Alimentei o desejo num surpreender, sabia-o, recordei o momento. Semelhante a todos os outros que era para comungar com alegria, partilha e querer, são meus, teus sonhos, nada os verte em desistir pela dor, encontrar novo caminho para realizar, sentir a vida. Este ano foram imensos os dias impregnados de solidão, continuada luta do meu imenso querer por Ser.

Devagar levanto barreira no caminho para descansar sem desistir, tudo o que vivi não retorna ao esquecimento, aprendi. O primeiro dia do ano recordo verter as lágrimas por não desistir do sonho, sinto a exaustão do continuar. Certa que tudo o que deixei foi por amor, quem ama fá-lo livre. Seguiu como se não existisse ontem e hoje. Libertei para voar dentro dos sonhos que diz querer viver, não encontrou confiança. Abri a porta, não voltou! Dei asas para voar livre, conquistar e realizar todos os sonhos de verdade, na verdade. Com confiança, partilha incondicional, viver a paz.

Na liberdade da vontade, auguro sons do silêncio, sentir o sonho, sem barreira como todos aqueles que comungam a minha vida. Nada é imposto. Assim vivo, vou continuar, livre de amar, querer, Ser, comungar com quem mereçe esta essência inata que luz dentro de mim.

Eu!? Essência de tudo na partilha do dia-a-dia, merecida de dedicação, errada a busca incessante na procura de falhas que nunca permiti existir na alma que carrega este corpo, entrego o incondicional. O passado não é o presente, agora existe a oportunidade de viver, corrigir erros, continuar a comungar um futuro cúmplice na confiança.

O momento de reescrever outra página da vida. Manter a esperança que um dia não a volta a reescrever, para mim sempre o querer viver o sonho da partilha e comungar de forma incondicional, o bom e o mau, alegria e tristeza, saúde e doença, angústia e conquista. Estive lá para dar o incondicional sem desistir ou exigir. Orgulho-me da humildade em que vivo sem desistir no medo de novas páginas, caminhos e sonhos. Não desisto, sinto chegar o limite, os ecos que entoam por ainda hoje ouvir passados que não encaixam no presente, e não vão fazer parte do futuro.
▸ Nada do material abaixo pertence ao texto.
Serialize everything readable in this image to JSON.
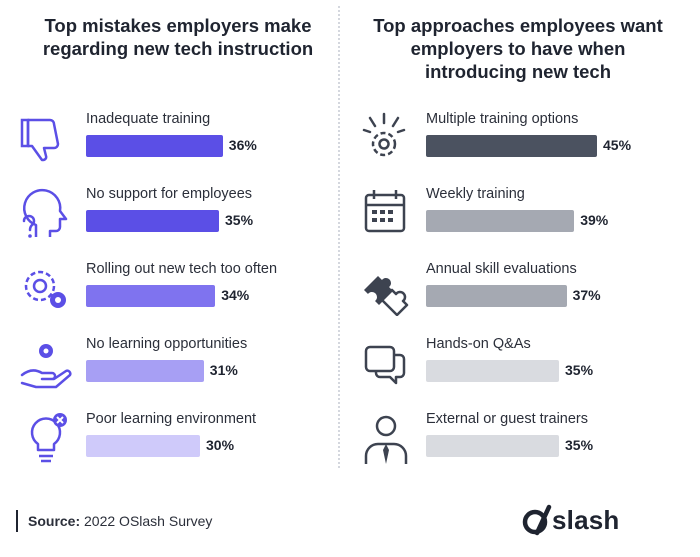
{
  "chart_data": [
    {
      "type": "bar",
      "title": "Top mistakes employers make regarding new tech instruction",
      "categories": [
        "Inadequate training",
        "No support for employees",
        "Rolling out new tech too often",
        "No learning opportunities",
        "Poor learning environment"
      ],
      "values": [
        36,
        35,
        34,
        31,
        30
      ],
      "value_labels": [
        "36%",
        "35%",
        "34%",
        "31%",
        "30%"
      ],
      "colors": [
        "#5b4fe6",
        "#5b4fe6",
        "#7f73ef",
        "#a79ff4",
        "#cfcafa"
      ],
      "icons": [
        "thumbs-down-icon",
        "head-question-icon",
        "gears-icon",
        "hand-gear-icon",
        "lightbulb-x-icon"
      ]
    },
    {
      "type": "bar",
      "title": "Top approaches employees want employers to have when introducing new tech",
      "categories": [
        "Multiple training options",
        "Weekly training",
        "Annual skill evaluations",
        "Hands-on Q&As",
        "External or guest trainers"
      ],
      "values": [
        45,
        39,
        37,
        35,
        35
      ],
      "value_labels": [
        "45%",
        "39%",
        "37%",
        "35%",
        "35%"
      ],
      "colors": [
        "#4b5260",
        "#a5a9b2",
        "#a5a9b2",
        "#d9dbe0",
        "#d9dbe0"
      ],
      "icons": [
        "gear-burst-icon",
        "calendar-icon",
        "puzzle-icon",
        "chat-bubbles-icon",
        "person-tie-icon"
      ]
    }
  ],
  "footer": {
    "source_label": "Source:",
    "source_text": "2022 OSlash Survey",
    "brand": "slash"
  }
}
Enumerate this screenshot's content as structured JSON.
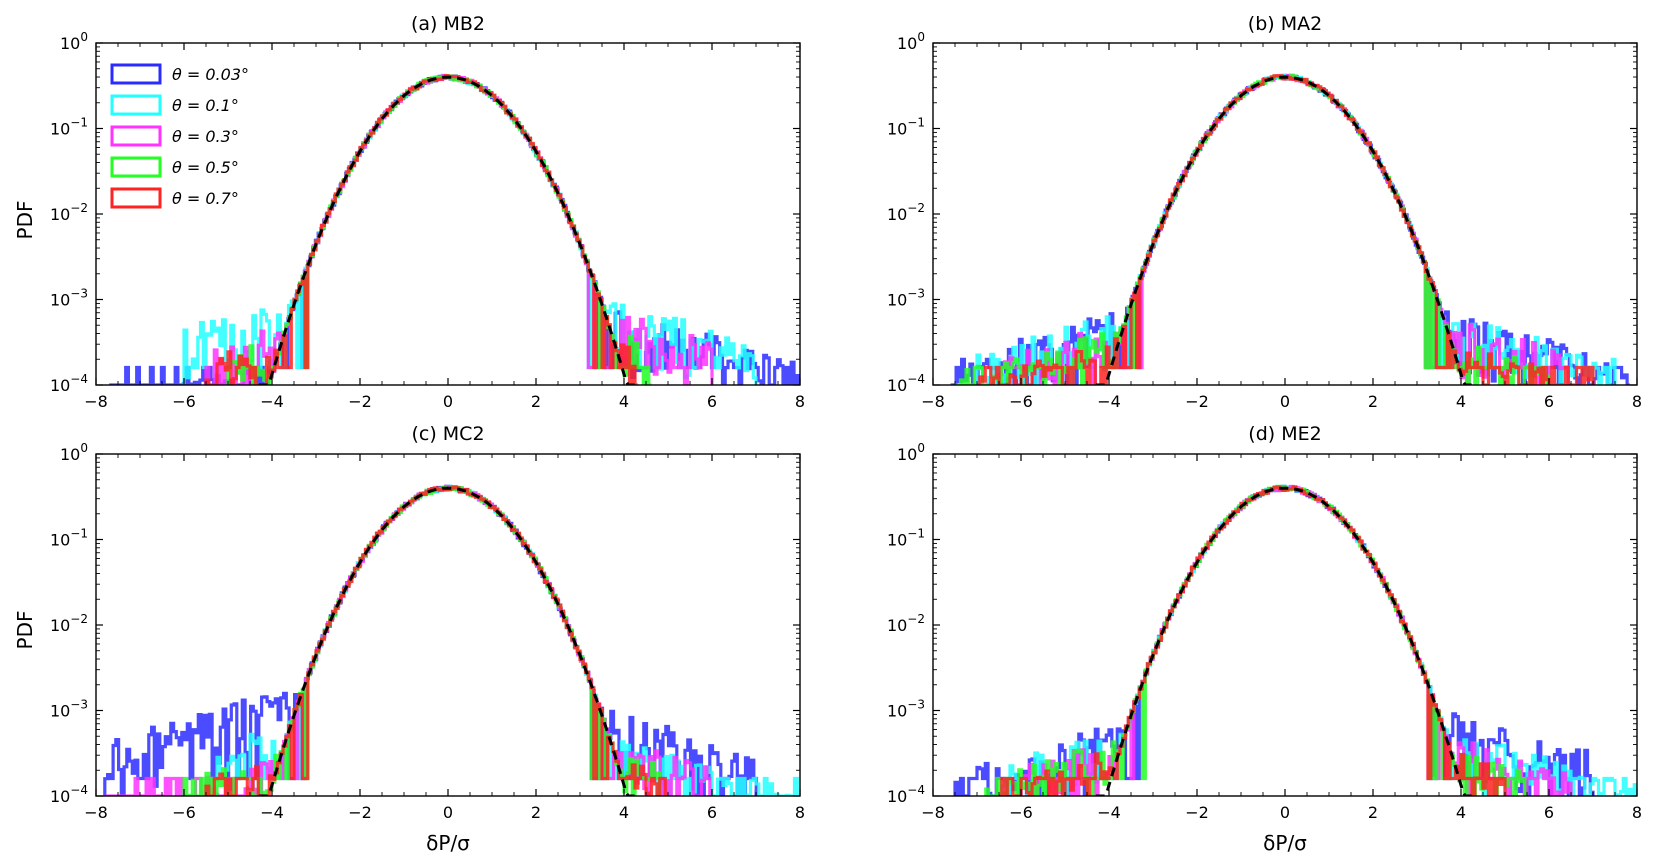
{
  "figure": {
    "ylabel": "PDF",
    "xlabel": "δP/σ"
  },
  "legend": {
    "entries": [
      {
        "label": "θ = 0.03°",
        "color": "#2b2bff"
      },
      {
        "label": "θ = 0.1°",
        "color": "#22ffff"
      },
      {
        "label": "θ = 0.3°",
        "color": "#ff33ff"
      },
      {
        "label": "θ = 0.5°",
        "color": "#22ff22"
      },
      {
        "label": "θ = 0.7°",
        "color": "#ff2222"
      }
    ]
  },
  "chart_data": [
    {
      "type": "histogram",
      "title": "(a) MB2",
      "xlabel": "",
      "ylabel": "PDF",
      "xlim": [
        -8,
        8
      ],
      "ylim": [
        0.0001,
        1
      ],
      "yscale": "log",
      "xticks": [
        "−8",
        "−6",
        "−4",
        "−2",
        "0",
        "2",
        "4",
        "6",
        "8"
      ],
      "yticks": [
        "10^-4",
        "10^-3",
        "10^-2",
        "10^-1",
        "10^0"
      ],
      "reference_curve": "gaussian N(0,1), dashed black",
      "series": [
        {
          "name": "θ = 0.03°",
          "color": "#2b2bff",
          "x_extent": [
            -7.7,
            8.0
          ],
          "tail_left_level": 0.0002,
          "tail_right_level": 0.0007
        },
        {
          "name": "θ = 0.1°",
          "color": "#22ffff",
          "x_extent": [
            -6.0,
            7.0
          ],
          "tail_left_level": 0.0008,
          "tail_right_level": 0.0008
        },
        {
          "name": "θ = 0.3°",
          "color": "#ff33ff",
          "x_extent": [
            -5.5,
            6.0
          ],
          "tail_left_level": 0.0004,
          "tail_right_level": 0.0006
        },
        {
          "name": "θ = 0.5°",
          "color": "#22ff22",
          "x_extent": [
            -5.0,
            4.6
          ],
          "tail_left_level": 0.0003,
          "tail_right_level": 0.0004
        },
        {
          "name": "θ = 0.7°",
          "color": "#ff2222",
          "x_extent": [
            -5.5,
            4.3
          ],
          "tail_left_level": 0.0003,
          "tail_right_level": 0.0003
        }
      ]
    },
    {
      "type": "histogram",
      "title": "(b) MA2",
      "xlabel": "",
      "ylabel": "",
      "xlim": [
        -8,
        8
      ],
      "ylim": [
        0.0001,
        1
      ],
      "yscale": "log",
      "xticks": [
        "−8",
        "−6",
        "−4",
        "−2",
        "0",
        "2",
        "4",
        "6",
        "8"
      ],
      "yticks": [
        "10^-4",
        "10^-3",
        "10^-2",
        "10^-1",
        "10^0"
      ],
      "reference_curve": "gaussian N(0,1), dashed black",
      "series": [
        {
          "name": "θ = 0.03°",
          "color": "#2b2bff",
          "x_extent": [
            -7.6,
            7.8
          ],
          "tail_left_level": 0.0006,
          "tail_right_level": 0.0006
        },
        {
          "name": "θ = 0.1°",
          "color": "#22ffff",
          "x_extent": [
            -7.0,
            7.5
          ],
          "tail_left_level": 0.0006,
          "tail_right_level": 0.0006
        },
        {
          "name": "θ = 0.3°",
          "color": "#ff33ff",
          "x_extent": [
            -6.5,
            6.5
          ],
          "tail_left_level": 0.0005,
          "tail_right_level": 0.0005
        },
        {
          "name": "θ = 0.5°",
          "color": "#22ff22",
          "x_extent": [
            -7.5,
            6.0
          ],
          "tail_left_level": 0.0004,
          "tail_right_level": 0.0003
        },
        {
          "name": "θ = 0.7°",
          "color": "#ff2222",
          "x_extent": [
            -7.0,
            7.0
          ],
          "tail_left_level": 0.0003,
          "tail_right_level": 0.0003
        }
      ]
    },
    {
      "type": "histogram",
      "title": "(c) MC2",
      "xlabel": "δP/σ",
      "ylabel": "PDF",
      "xlim": [
        -8,
        8
      ],
      "ylim": [
        0.0001,
        1
      ],
      "yscale": "log",
      "xticks": [
        "−8",
        "−6",
        "−4",
        "−2",
        "0",
        "2",
        "4",
        "6",
        "8"
      ],
      "yticks": [
        "10^-4",
        "10^-3",
        "10^-2",
        "10^-1",
        "10^0"
      ],
      "reference_curve": "gaussian N(0,1), dashed black",
      "series": [
        {
          "name": "θ = 0.03°",
          "color": "#2b2bff",
          "x_extent": [
            -7.8,
            7.0
          ],
          "tail_left_level": 0.0015,
          "tail_right_level": 0.0008
        },
        {
          "name": "θ = 0.1°",
          "color": "#22ffff",
          "x_extent": [
            -5.5,
            8.0
          ],
          "tail_left_level": 0.0006,
          "tail_right_level": 0.0004
        },
        {
          "name": "θ = 0.3°",
          "color": "#ff33ff",
          "x_extent": [
            -7.8,
            6.0
          ],
          "tail_left_level": 0.00025,
          "tail_right_level": 0.0004
        },
        {
          "name": "θ = 0.5°",
          "color": "#22ff22",
          "x_extent": [
            -6.0,
            4.8
          ],
          "tail_left_level": 0.0003,
          "tail_right_level": 0.0003
        },
        {
          "name": "θ = 0.7°",
          "color": "#ff2222",
          "x_extent": [
            -5.5,
            5.0
          ],
          "tail_left_level": 0.00025,
          "tail_right_level": 0.00025
        }
      ]
    },
    {
      "type": "histogram",
      "title": "(d) ME2",
      "xlabel": "δP/σ",
      "ylabel": "",
      "xlim": [
        -8,
        8
      ],
      "ylim": [
        0.0001,
        1
      ],
      "yscale": "log",
      "xticks": [
        "−8",
        "−6",
        "−4",
        "−2",
        "0",
        "2",
        "4",
        "6",
        "8"
      ],
      "yticks": [
        "10^-4",
        "10^-3",
        "10^-2",
        "10^-1",
        "10^0"
      ],
      "reference_curve": "gaussian N(0,1), dashed black",
      "series": [
        {
          "name": "θ = 0.03°",
          "color": "#2b2bff",
          "x_extent": [
            -7.5,
            7.0
          ],
          "tail_left_level": 0.0006,
          "tail_right_level": 0.0008
        },
        {
          "name": "θ = 0.1°",
          "color": "#22ffff",
          "x_extent": [
            -6.5,
            8.0
          ],
          "tail_left_level": 0.0005,
          "tail_right_level": 0.0005
        },
        {
          "name": "θ = 0.3°",
          "color": "#ff33ff",
          "x_extent": [
            -6.0,
            6.5
          ],
          "tail_left_level": 0.0004,
          "tail_right_level": 0.0004
        },
        {
          "name": "θ = 0.5°",
          "color": "#22ff22",
          "x_extent": [
            -6.8,
            5.5
          ],
          "tail_left_level": 0.0004,
          "tail_right_level": 0.0003
        },
        {
          "name": "θ = 0.7°",
          "color": "#ff2222",
          "x_extent": [
            -6.5,
            5.0
          ],
          "tail_left_level": 0.0003,
          "tail_right_level": 0.0003
        }
      ]
    }
  ]
}
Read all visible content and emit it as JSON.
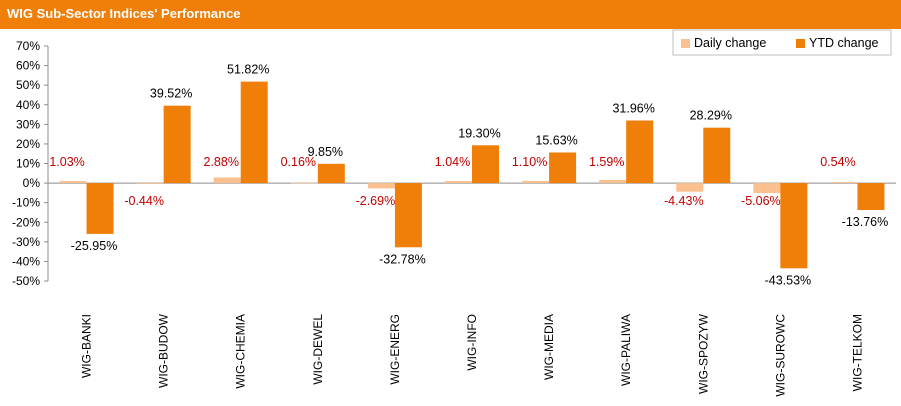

Viro a página... chegou o fim!? Não sei, o sonho permanece aparentemente desfeito, adormeço em lágrimas na procura serena, tranquila que há imenso quero sentir. Não nego o vazio que invade pela saudade de tudo o que foi vivido. Por ti, lutei com a tua promessa. Consciente algures um dia o sonho é real, com ele momentos de felicidade por sentir respeito, orgulho, brilho num olhar somente porque Existo.

Sonhei ser este o nosso sonho, numa noite mágica (de hoje, no passado). Senti medo de caminhar, verdadeiro, existe dentro de mim pela dor do caminho da vida que me elegeu! Permiti erros inundar o meu ser, humilhada sem conter as lágrimas, molhadas, secas, todas agarradas no meu coração.

Invadida pela tranquilidade, sei a plenitude do que fiz, dei, dediquei, no todo do sonho que desejo viver. É o tempo sereno, paz e descanso interior, silêncio que outrora entoava gritos de desilusão dentro do meu ser. A revolta de violados valores que inatos crescem dentro em cada passo neste caminho. Responsabilidade única em mim porque permiti!

O mundo que quero conquistar não terminou, começa a reconstruir novos sonhos na aprendizagem da dor que outrora me fez sofrer! Não esqueço que os lúcidos elucidam, não vivem para Ser e sonhar. Bem sei que a vida que me elegeu merece mais que a humilhação por não me confiar a verdade.

Na família, maior tesouro herdado, sorte e orgulho dentro do meu Ser angustiado por sentir causar sentimentos de desilusão. Amigos, são a família que escolho, acompanham esta essência, valor humano numa máxima que jamais permitirei desistir!

Serei ainda mais FELIZ, no coração transporto o amor que tenho por todos aqueles que me estimam, dedicam e cuidam.

Sonya Monteiro Santos

O amor perfeito é a mais bela das frustrações, pois está acima do que se pode exprimir. (Charlin Chaplin)

Todas as palavras, atitudes e querer vão ficar a uma distância abismal da tradução do meu sentir. Um sentir sempre incondicional. A vida não seria a mesma se não a vivesse desta maneira, comungar todo o AMOR que invade a essência do meu sentir. O meu VOO continua mesmo feridas jamais perderei as Asas.